Any time someone has tried to profit share social network advertising fees, users end literally end up making cents. Or nothing at all.

That’s kinda what happens when you enter the tech space ass-backwards (marketing ahead of an actual product/service).

Right now 5 Billion Sales is primarily recruiting affiliates in the US. This is a problem because the company’s marketing is clearly violating the FTC Act.

Not to mention failure to disclose information about its services, as well as basic company ownership and executive information.

This wouldn’t be a problem without the attached MLM opportunity. But if an MLM company is going to tout “earn YOUR share of $500 billion commission!”, they need to provide consumers with disclosures.

But Oz, it’s free to sign up. I’m not losing anything!

With respect to the FTC Act, that doesn’t matter. With respect to potential losses down the track, MLM social network and ecommerce platforms don’t make money on the services.

They never have and never will.

Why?

Because the only people that use them are in the income opportunity. They’re not there to actually use the service.

Cue attempts to generate revenue from affiliates at some point, commissions paid out on those fees and the inevitable slow-death collapse.

This is your classic pyramid scheme model. And it’s what 5 Billion Sales is setting itself up as.

One last thing I want to touch on is identity theft.

5 Billion Sales’ registration form requests an address and phone number.

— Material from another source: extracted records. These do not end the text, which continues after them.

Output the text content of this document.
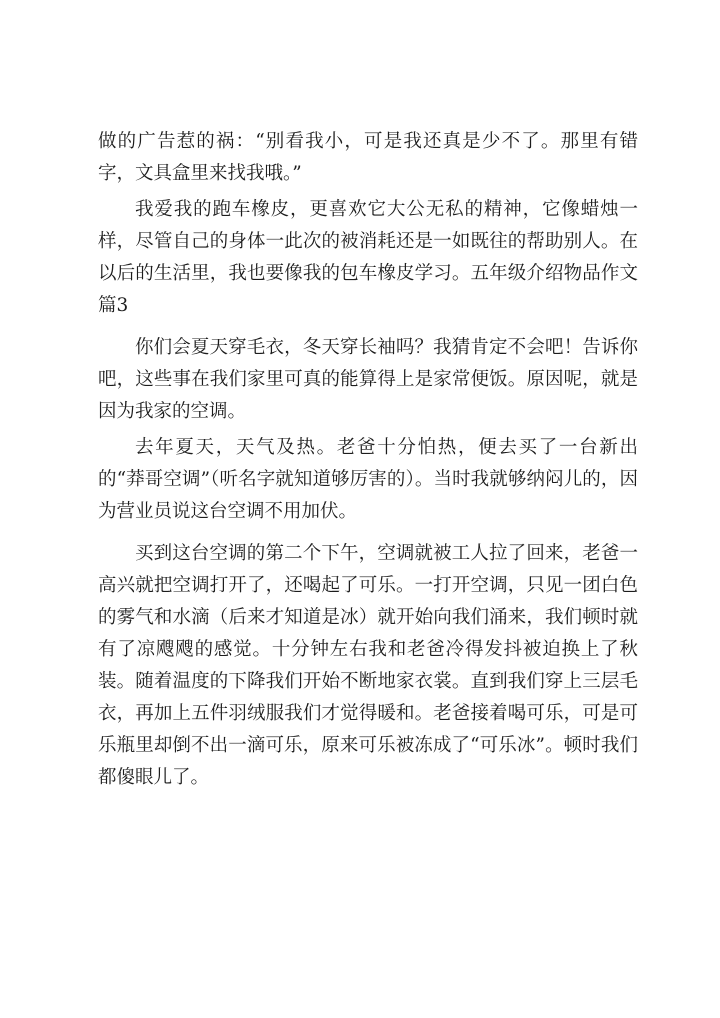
做的广告惹的祸：“别看我小，可是我还真是少不了。那里有错字，文具盒里来找我哦。”

我爱我的跑车橡皮，更喜欢它大公无私的精神，它像蜡烛一样，尽管自己的身体一此次的被消耗还是一如既往的帮助别人。在以后的生活里，我也要像我的包车橡皮学习。五年级介绍物品作文 篇3

你们会夏天穿毛衣，冬天穿长袖吗？我猜肯定不会吧！告诉你吧，这些事在我们家里可真的能算得上是家常便饭。原因呢，就是因为我家的空调。

去年夏天，天气及热。老爸十分怕热，便去买了一台新出的“莽哥空调”（听名字就知道够厉害的）。当时我就够纳闷儿的，因为营业员说这台空调不用加伏。

买到这台空调的第二个下午，空调就被工人拉了回来，老爸一高兴就把空调打开了，还喝起了可乐。一打开空调，只见一团白色的雾气和水滴（后来才知道是冰）就开始向我们涌来，我们顿时就有了凉飕飕的感觉。十分钟左右我和老爸冷得发抖被迫换上了秋装。随着温度的下降我们开始不断地家衣裳。直到我们穿上三层毛衣，再加上五件羽绒服我们才觉得暖和。老爸接着喝可乐，可是可乐瓶里却倒不出一滴可乐，原来可乐被冻成了“可乐冰”。顿时我们都傻眼儿了。
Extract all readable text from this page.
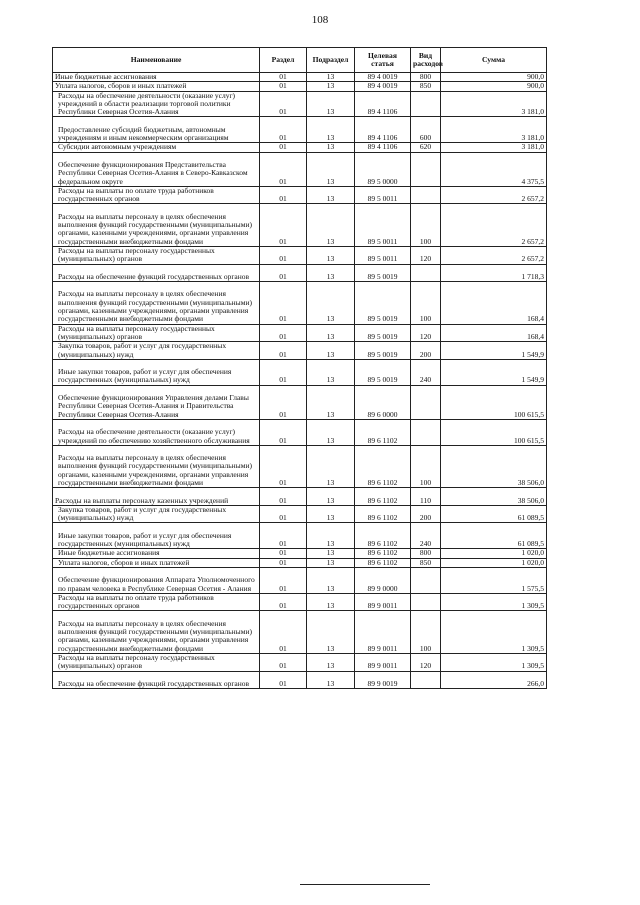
108
Наименование	Раздел	Подраздел	Целевая статья	Вид расходов	Сумма
Иные бюджетные ассигнования	01	13	89 4 0019	800	900,0
Уплата налогов, сборов и иных платежей	01	13	89 4 0019	850	900,0
Расходы на обеспечение деятельности (оказание услуг) учреждений в области реализации торговой политики Республики Северная Осетия-Алания	01	13	89 4 1106		3 181,0
Предоставление субсидий бюджетным, автономным учреждениям и иным некоммерческим организациям	01	13	89 4 1106	600	3 181,0
Субсидии автономным учреждениям	01	13	89 4 1106	620	3 181,0
Обеспечение функционирования Представительства Республики Северная Осетия-Алания в Северо-Кавказском федеральном округе	01	13	89 5 0000		4 375,5
Расходы на выплаты по оплате труда работников государственных органов	01	13	89 5 0011		2 657,2
Расходы на выплаты персоналу в целях обеспечения выполнения функций государственными (муниципальными) органами, казенными учреждениями, органами управления государственными внебюджетными фондами	01	13	89 5 0011	100	2 657,2
Расходы на выплаты персоналу государственных (муниципальных) органов	01	13	89 5 0011	120	2 657,2
Расходы на обеспечение функций государственных органов	01	13	89 5 0019		1 718,3
Расходы на выплаты персоналу в целях обеспечения выполнения функций государственными (муниципальными) органами, казенными учреждениями, органами управления государственными внебюджетными фондами	01	13	89 5 0019	100	168,4
Расходы на выплаты персоналу государственных (муниципальных) органов	01	13	89 5 0019	120	168,4
Закупка товаров, работ и услуг для государственных (муниципальных) нужд	01	13	89 5 0019	200	1 549,9
Иные закупки товаров, работ и услуг для обеспечения государственных (муниципальных) нужд	01	13	89 5 0019	240	1 549,9
Обеспечение функционирования Управления делами Главы Республики Северная Осетия-Алания и Правительства Республики Северная Осетия-Алания	01	13	89 6 0000		100 615,5
Расходы на обеспечение деятельности (оказание услуг) учреждений по обеспечению хозяйственного обслуживания	01	13	89 6 1102		100 615,5
Расходы на выплаты персоналу в целях обеспечения выполнения функций государственными (муниципальными) органами, казенными учреждениями, органами управления государственными внебюджетными фондами	01	13	89 6 1102	100	38 506,0
Расходы на выплаты персоналу казенных учреждений	01	13	89 6 1102	110	38 506,0
Закупка товаров, работ и услуг для государственных (муниципальных) нужд	01	13	89 6 1102	200	61 089,5
Иные закупки товаров, работ и услуг для обеспечения государственных (муниципальных) нужд	01	13	89 6 1102	240	61 089,5
Иные бюджетные ассигнования	01	13	89 6 1102	800	1 020,0
Уплата налогов, сборов и иных платежей	01	13	89 6 1102	850	1 020,0
Обеспечение функционирования Аппарата Уполномоченного по правам человека в Республике Северная Осетия - Алания	01	13	89 9 0000		1 575,5
Расходы на выплаты по оплате труда работников государственных органов	01	13	89 9 0011		1 309,5
Расходы на выплаты персоналу в целях обеспечения выполнения функций государственными (муниципальными) органами, казенными учреждениями, органами управления государственными внебюджетными фондами	01	13	89 9 0011	100	1 309,5
Расходы на выплаты персоналу государственных (муниципальных) органов	01	13	89 9 0011	120	1 309,5
Расходы на обеспечение функций государственных органов	01	13	89 9 0019		266,0
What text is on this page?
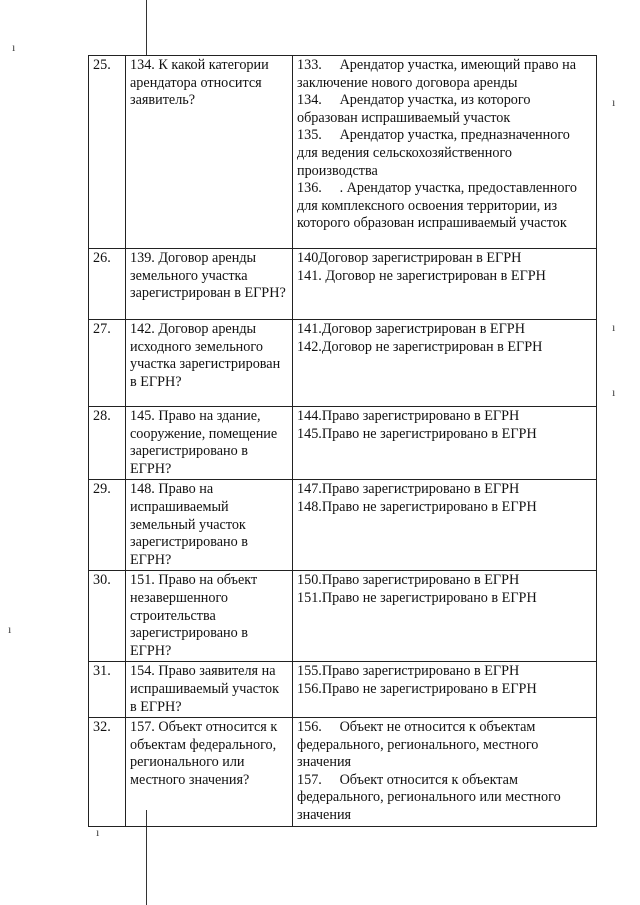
ı
ı
ı
ı
ı
ı
25.	134. К какой категории арендатора относится заявитель?	133.     Арендатор участка, имеющий право на заключение нового договора аренды
134.     Арендатор участка, из которого образован испрашиваемый участок
135.     Арендатор участка, предназначенного для ведения сельскохозяйственного производства
136.     . Арендатор участка, предоставленного для комплексного освоения территории, из которого образован испрашиваемый участок

26.	139. Договор аренды земельного участка зарегистрирован в ЕГРН?	140Договор зарегистрирован в ЕГРН
141. Договор не зарегистрирован в ЕГРН

27.	142. Договор аренды исходного земельного участка зарегистрирован в ЕГРН?	141.Договор зарегистрирован в ЕГРН
142.Договор не зарегистрирован в ЕГРН

28.	145. Право на здание, сооружение, помещение зарегистрировано в ЕГРН?	144.Право зарегистрировано в ЕГРН
145.Право не зарегистрировано в ЕГРН

29.	148. Право на испрашиваемый земельный участок зарегистрировано в ЕГРН?	147.Право зарегистрировано в ЕГРН
148.Право не зарегистрировано в ЕГРН

30.	151. Право на объект незавершенного строительства зарегистрировано в ЕГРН?	150.Право зарегистрировано в ЕГРН
151.Право не зарегистрировано в ЕГРН

31.	154. Право заявителя на испрашиваемый участок в ЕГРН?	155.Право зарегистрировано в ЕГРН
156.Право не зарегистрировано в ЕГРН

32.	157. Объект относится к объектам федерального, регионального или местного значения?	156.     Объект не относится к объектам федерального, регионального, местного значения
157.     Объект относится к объектам федерального, регионального или местного значения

Here’s what they do with it:

You and 5 Billion Sales agree that we may access, store, process, and use any information and personal data that you provide following the terms of the Privacy Policy and your choices (including settings).

And here’s 5 Billion Sales’ privacy policy:

We may share Your personal information in the following situations:

-with service providers

-for business transfers

-with affiliates

-with business partners

-with other users

We may use Your information to evaluate or conduct a merger, divestiture, restructuring, reorganization, dissolution, or other sale or transfer of some or all of Our assets, whether as a going concern or as part of bankruptcy, liquidation, or similar proceeding, in which Personal Data held by Us about our Service users is among the assets transferred.

The Company will retain Your Personal Data only for as long as is necessary.

But Oz, existing services by tech companies do this too!

Unless they’re advertising billions in commissions and running an MLM opportunity, it’s not a comparable scenario.

That in no way justifies what other companies are doing, but with respect to 5 Billion Sales due-diligence is a “whataboutism” strawman.

The long and the short of it is you aren’t going to earn billions (or even $400 a year) from a company that can’t even tell you what they’re doing.

The scammers behind 5 Billion Sales are building an email list. To what end hasn’t been made clear yet.

I can guarantee it’s not going to be worth your time waiting around to find out.